Hovering over Israeli discourse about a nuclear Iran is the recent Holocaust-denial conference in Tehran--and what Israelis regard as the scandalously inadequate international response. While the conference was condemned in the West, Israelis expected the international community to treat it as something more than a bizarre sideshow. Indeed, for Israelis, the conference offered the clearest warning yet on the true nature of the Iranian threat to the Jewish state.
In denying the Holocaust, Ahmadinejad aims to undermine what he believes to be the sole justification for Israel's existence. In the years before World War II, Nazi propagandists prepared Europe for the Final Solution by dehumanizing the Jews; now, Ahmadinejad is preparing the Muslim world for the destruction of the Jewish state by delegitimizing its history. And not just the Muslim world: Holocaust denial is also aimed at the West, which many Muslims believe supports Israel only because of Holocaust guilt. Strip away that guilt, and Israel is defenseless. "The resolution of the Holocaust issue will end in the destruction of Israel," commented Mohammad Ali Ramin, head of a new Iranian government institute devoted to Holocaust denial.

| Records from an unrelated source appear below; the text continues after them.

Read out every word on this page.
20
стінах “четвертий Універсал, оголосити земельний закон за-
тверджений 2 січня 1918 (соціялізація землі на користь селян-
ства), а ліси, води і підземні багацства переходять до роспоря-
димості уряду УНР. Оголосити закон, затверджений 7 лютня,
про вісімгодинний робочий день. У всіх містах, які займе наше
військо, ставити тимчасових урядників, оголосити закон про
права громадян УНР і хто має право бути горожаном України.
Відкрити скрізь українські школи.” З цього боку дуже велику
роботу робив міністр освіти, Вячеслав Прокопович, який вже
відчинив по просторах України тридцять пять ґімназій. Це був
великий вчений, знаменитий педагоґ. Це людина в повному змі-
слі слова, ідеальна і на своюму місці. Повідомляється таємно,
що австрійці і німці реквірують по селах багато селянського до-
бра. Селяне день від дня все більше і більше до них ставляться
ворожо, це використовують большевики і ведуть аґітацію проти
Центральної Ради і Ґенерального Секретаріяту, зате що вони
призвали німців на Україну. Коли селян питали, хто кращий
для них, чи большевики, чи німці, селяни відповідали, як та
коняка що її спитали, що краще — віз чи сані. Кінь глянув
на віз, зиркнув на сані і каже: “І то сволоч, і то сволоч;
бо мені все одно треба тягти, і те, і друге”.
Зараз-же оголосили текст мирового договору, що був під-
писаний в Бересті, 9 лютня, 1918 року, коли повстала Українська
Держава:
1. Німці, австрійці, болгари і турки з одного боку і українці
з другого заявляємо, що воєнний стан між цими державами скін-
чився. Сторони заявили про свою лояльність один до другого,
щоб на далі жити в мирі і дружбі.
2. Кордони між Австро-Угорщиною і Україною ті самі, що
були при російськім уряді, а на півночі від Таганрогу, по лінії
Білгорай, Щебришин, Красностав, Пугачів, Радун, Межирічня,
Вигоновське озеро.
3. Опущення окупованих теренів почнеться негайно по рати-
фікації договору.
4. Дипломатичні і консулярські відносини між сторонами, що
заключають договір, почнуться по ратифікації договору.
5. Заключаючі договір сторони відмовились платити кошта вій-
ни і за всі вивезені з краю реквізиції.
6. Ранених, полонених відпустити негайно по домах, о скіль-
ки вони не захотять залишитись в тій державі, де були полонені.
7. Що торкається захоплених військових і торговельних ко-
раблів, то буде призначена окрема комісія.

The French philosopher Andre Glucksmann has noted that, by threatening to destroy Israel and by attaining the means to do so, Iran violates the twin taboos on which the post-World War II order was built: never again Auschwitz; never again Hiroshima. The international community now has an opportunity to uphold that order. If it fails, then Israel will have no choice but to uphold its role as refuge of the Jewish people. A Jewish state that allows itself to be threatened with nuclear weapons--by a country that denies the genocide against Europe's six million Jews while threatening Israel's six million Jews--will forfeit its right to speak in the name of Jewish history. Fortunately, even the government of Ehud Olmert, widely criticized as incompetent and corrupt, seems to understand that, on this issue at least, it cannot fail.
Yossi Klein Halevi is a contributing editor of The New Republic and a senior fellow at the Adelson Center for Strategic Studies of the Shalem Center in Jerusalem.